Imagine my surprise to learn from HSJ that the Infrastructure and Projects Authority downgraded the government’s fantasy nonsense about 40/48 new hospitals (which as I’ve been pointing out incessantly, is actually six) to a “red” risk rating of being delivered by 2030. The financial downgrading of capital redevelopment plans for submission was also spotted by HSJ earlier this year.

The ‘social don’t really care’ white paper

We finally got People at the Heart of Care, the new adult social care white paper, this month. Alas, it’s beyond indifferent. The Association of Directors of Adult Social Services’ recent snap survey portrayed the crisis in social care in realistic terms. The white paper is utterly inadequate to the many challenges.

Wise heads, such as that of Richard Humphries, make the best observations I’ve yet seen. The Institute for Government’s Graham Atkins also makes good points, and shadow care minister Liz Kendall’s Commons speech was a good one.
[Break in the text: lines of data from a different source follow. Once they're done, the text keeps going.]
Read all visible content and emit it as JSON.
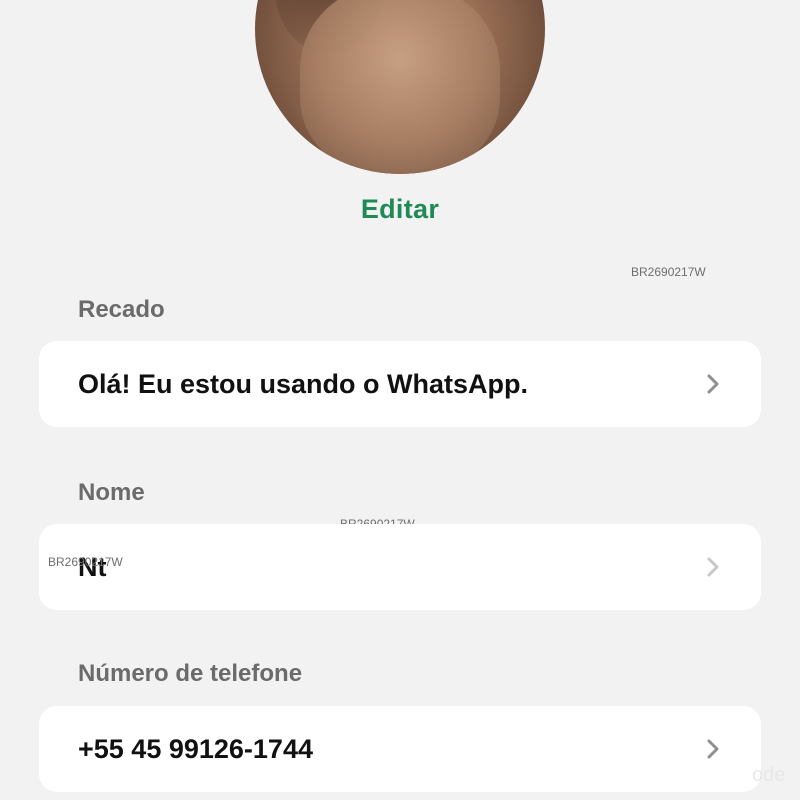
{
  "profile": {
    "edit_label": "Editar"
  },
  "watermarks": [
    "BR2690217W",
    "BR2690217W",
    "BR2690217W"
  ],
  "sections": {
    "about": {
      "label": "Recado",
      "value": "Olá! Eu estou usando o WhatsApp."
    },
    "name": {
      "label": "Nome",
      "value": "Nt"
    },
    "phone": {
      "label": "Número de telefone",
      "value": "+55 45 99126-1744"
    }
  },
  "corner_text": "ode",
  "icons": {
    "chevron": "chevron-right-icon"
  },
  "colors": {
    "accent": "#1f8a55",
    "background": "#f2f2f2",
    "card": "#ffffff",
    "label": "#6b6b6b",
    "chevron": "#8e8e93"
  }
}
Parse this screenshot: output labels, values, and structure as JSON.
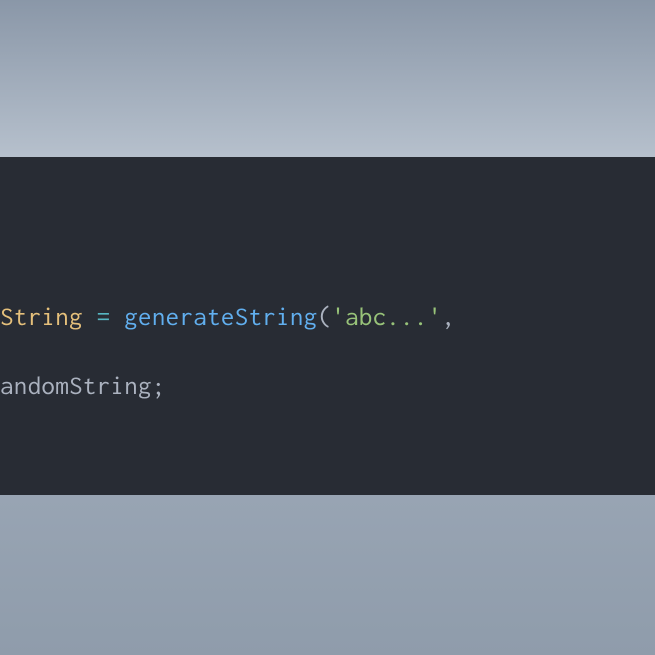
{
  "code": {
    "line1": {
      "varFragment": "String",
      "space1": " ",
      "op": "=",
      "space2": " ",
      "func": "generateString",
      "openParen": "(",
      "str": "'abc...'",
      "comma": ","
    },
    "line2": {
      "fragment": "andomString",
      "semi": ";"
    }
  }
}
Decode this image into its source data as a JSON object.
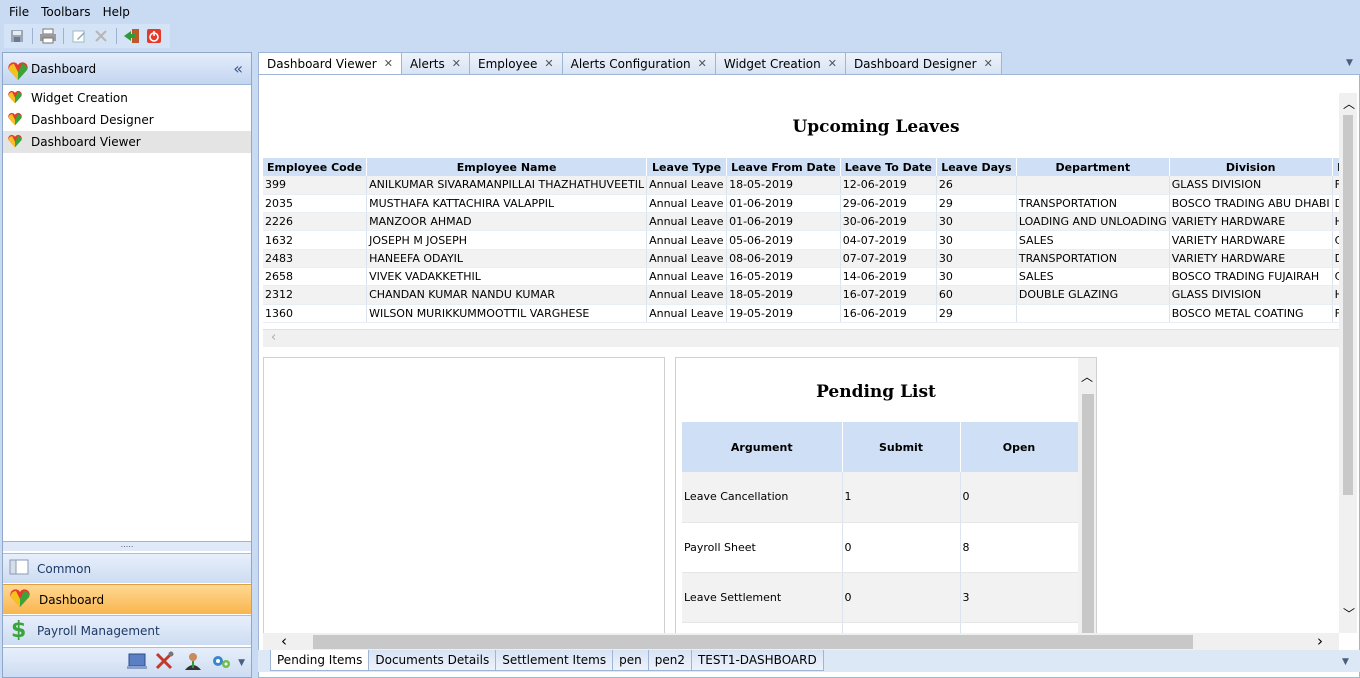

Health and Social Care Committee chair Jeremy Hunt called the white paper “a disappointment” given the extent of the crisis in social care and the predicament of people whose quality of life is dependent on a solution being found. “Providing an additional £1.7bn in funding over three years falls far short of the annual £7bn sum that our evidence found would be necessary to fix social care,” he said. “The white paper states that it provides an ‘ambitious ten-year vision’, but it doesn’t acknowledge the scale of extra resource needed to realise that vision, based on the crisis the sector faces right now.

“The government deserves credit for grasping the nettle of social care reform, and no-one can argue with the laudable aims of providing choice, quality and fair access. However, these plans represent three steps forward and two steps back. Though there is progress with a cap on care costs, it could have gone further. Failures in social care will continue to put pressure on our overstretched hospitals with patients who cannot be safely discharged exacerbating the winter crisis and thousands of people will not get the care they need because the carers do not exist.”

Towards 2022

This has not been a quiet year in health and social care (are they ever?), and 2022 won’t be one either.

Outside the pandemic, the new year will bring us the Messenger Review into NHS leadership; the promised NHS “re-set and recovery” plan and the DHSC 15-year workforce strategy; the later stages of the health and social care bill; and the local elections in May, which will not only reflect on the government’s popularity but also affect the political complexions of local government, with its responsibilities for social care and precept-setting to help fund it.

Have a good festive break, everyone. You’ll need it.